Not everyone, of course, welcomed African American votes, particularly California Democrats who would soon push for the closure of Asian immigration to the state out of fear that the 14th Amendment would make citizens of the children of immigrants.  Below is a typical anti-Republican cartoon trading on anxieties about the 14th Amendment's impact on the citizenship rights of blacks, Native Americans, and Asian immigrants.


From the LOC description:  "A satire aimed at California Republican gubernatorial nominee George C. Gorham's espousal of voting rights for blacks and other minorities.

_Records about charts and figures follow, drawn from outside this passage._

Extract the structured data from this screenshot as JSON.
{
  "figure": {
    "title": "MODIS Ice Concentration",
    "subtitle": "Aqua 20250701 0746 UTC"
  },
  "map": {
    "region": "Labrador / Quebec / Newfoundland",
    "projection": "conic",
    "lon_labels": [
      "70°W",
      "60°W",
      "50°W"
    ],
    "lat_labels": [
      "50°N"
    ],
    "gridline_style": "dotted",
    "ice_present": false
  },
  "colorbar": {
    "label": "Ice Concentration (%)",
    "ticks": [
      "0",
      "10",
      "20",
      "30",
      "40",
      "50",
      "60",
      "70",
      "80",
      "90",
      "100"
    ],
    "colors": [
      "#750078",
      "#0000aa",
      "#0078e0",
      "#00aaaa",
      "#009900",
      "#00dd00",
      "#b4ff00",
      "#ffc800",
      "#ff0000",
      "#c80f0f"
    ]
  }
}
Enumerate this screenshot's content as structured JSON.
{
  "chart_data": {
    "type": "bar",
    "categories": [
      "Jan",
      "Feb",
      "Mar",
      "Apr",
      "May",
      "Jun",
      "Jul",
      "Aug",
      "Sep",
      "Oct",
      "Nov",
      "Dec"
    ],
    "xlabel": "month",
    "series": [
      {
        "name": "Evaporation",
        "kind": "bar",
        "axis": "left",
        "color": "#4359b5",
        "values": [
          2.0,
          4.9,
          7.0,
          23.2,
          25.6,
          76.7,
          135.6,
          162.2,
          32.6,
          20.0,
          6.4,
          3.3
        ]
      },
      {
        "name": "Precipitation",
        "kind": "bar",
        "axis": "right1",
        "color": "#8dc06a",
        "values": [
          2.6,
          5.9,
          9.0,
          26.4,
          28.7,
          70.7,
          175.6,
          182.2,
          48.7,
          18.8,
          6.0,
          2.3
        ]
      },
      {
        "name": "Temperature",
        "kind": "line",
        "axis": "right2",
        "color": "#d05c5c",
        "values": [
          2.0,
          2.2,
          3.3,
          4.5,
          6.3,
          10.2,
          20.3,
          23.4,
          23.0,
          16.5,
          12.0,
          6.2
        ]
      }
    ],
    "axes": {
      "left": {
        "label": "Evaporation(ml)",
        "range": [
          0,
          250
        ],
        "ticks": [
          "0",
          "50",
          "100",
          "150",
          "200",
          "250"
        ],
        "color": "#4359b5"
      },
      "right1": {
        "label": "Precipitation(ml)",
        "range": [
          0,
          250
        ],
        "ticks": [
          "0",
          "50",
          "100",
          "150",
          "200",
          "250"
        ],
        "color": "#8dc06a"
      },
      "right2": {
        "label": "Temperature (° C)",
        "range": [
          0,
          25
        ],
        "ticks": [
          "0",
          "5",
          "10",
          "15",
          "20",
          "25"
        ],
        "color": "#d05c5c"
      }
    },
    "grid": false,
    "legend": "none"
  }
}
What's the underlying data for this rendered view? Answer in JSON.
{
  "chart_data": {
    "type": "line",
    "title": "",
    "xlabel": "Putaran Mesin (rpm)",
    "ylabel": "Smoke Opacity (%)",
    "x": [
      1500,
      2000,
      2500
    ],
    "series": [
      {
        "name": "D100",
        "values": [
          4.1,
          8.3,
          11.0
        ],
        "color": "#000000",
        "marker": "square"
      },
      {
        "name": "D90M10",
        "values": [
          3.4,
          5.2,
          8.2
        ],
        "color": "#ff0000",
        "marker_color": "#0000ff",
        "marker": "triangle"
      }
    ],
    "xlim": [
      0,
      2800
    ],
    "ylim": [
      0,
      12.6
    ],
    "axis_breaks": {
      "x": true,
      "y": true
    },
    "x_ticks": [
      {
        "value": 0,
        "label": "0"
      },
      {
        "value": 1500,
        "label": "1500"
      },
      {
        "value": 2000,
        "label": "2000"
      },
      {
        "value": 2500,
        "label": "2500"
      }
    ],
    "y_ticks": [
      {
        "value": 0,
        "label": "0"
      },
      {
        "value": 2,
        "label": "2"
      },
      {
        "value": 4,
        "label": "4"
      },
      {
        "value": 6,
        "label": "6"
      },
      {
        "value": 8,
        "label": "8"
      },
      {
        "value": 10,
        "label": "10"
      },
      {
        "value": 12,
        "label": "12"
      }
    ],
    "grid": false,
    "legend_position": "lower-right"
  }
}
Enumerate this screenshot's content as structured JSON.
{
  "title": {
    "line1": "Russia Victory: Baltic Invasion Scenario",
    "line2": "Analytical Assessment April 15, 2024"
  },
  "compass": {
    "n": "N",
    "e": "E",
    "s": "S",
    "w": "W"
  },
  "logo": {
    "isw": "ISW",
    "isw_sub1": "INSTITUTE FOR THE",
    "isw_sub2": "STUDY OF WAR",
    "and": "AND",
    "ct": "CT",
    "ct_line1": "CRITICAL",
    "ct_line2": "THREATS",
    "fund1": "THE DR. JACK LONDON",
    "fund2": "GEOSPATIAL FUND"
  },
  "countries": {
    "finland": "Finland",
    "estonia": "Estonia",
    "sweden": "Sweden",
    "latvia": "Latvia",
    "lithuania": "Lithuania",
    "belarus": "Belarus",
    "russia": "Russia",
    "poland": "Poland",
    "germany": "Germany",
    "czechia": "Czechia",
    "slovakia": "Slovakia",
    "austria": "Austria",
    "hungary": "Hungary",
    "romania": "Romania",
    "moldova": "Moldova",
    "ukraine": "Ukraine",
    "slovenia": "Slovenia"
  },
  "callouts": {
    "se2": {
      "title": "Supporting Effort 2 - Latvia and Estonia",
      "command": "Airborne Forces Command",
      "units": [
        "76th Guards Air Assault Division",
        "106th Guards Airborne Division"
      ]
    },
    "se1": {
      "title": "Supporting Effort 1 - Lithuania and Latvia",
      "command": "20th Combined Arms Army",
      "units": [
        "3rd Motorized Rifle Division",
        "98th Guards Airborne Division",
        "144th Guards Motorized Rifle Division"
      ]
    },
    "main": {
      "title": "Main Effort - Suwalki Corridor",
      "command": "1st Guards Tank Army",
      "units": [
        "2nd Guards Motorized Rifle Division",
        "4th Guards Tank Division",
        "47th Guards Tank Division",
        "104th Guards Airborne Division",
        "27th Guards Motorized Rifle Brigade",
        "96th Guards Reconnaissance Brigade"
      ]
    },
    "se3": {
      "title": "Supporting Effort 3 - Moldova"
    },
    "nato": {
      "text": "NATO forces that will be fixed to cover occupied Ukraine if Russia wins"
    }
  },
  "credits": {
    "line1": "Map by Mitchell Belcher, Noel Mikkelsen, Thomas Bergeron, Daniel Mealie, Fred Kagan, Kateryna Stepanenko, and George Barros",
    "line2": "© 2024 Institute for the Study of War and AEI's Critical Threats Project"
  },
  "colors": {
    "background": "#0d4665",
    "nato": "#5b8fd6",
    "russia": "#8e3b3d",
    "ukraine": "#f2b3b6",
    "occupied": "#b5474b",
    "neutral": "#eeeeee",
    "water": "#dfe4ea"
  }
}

Brother Jonathan (left) admonishes Gorham, "Young Man! read the history of your Country, and learn that this ballot box was dedicated to the white race alone. The load you are carrying will sink you in perdition, where you belong, or my name is not Jonathan." He holds his hand protectively over a glass ballot box, which sits on a pedestal before him. At center stands Gorham, whose shoulders support, one atop the other, a black man, a Chinese man, and an Indian warrior. The black man complains to Gorham, ". . . I spose we'se obliged to carry dese brudders, Kase des'se no stinkshun ob race or culler any more, for Kingdom cum." Gorham replies, "Shut your mouth Cuffy--you're as indiscreet as Bidwell [another gubernatorial nominee] and Dwinelle--here's the way I express it--T̀he war of opinion is not yet fought through. It must go on until national citizenship shall no longer be controlled by local authority, and "Manhood alone" shall be the test of the right to a voice in the Government.'"Chinese man: "Boss Gollam belly good man. He say chinaman vo-tee all same me1ican man--Ketch--ee mine all same--no pay taxee--belly good." Indian: "Chemue Walla! Ingen vote! plenty whisky all time--Gorom big ingin." At right a man in a top hat, holding a monkey on a leash, calls out mockingly, "Say, Gorham! put this Brother up."

The 14th Amendment did ultimately empower African Americans to participate in the electoral process, but racial obstacles to black voting and office holding led to the 15th Amendment's passage which would guarantee freedman the right to vote in 1870.  Below is a water color lithograph celebrating the men who pressed during the 1860s and 1870s including Head-and-shoulders portraits of Frederick Douglass, Robert Brown Elliott, Blanche K. Bruce, William Wells Brown, Md., Prof. R.T. Greener, Rt. Rev. Richard Allen, J.H. Rainey, E.D. Bassett, John Mercer Langston, P.B.S. Pinchback, and Henry Highland Garnet.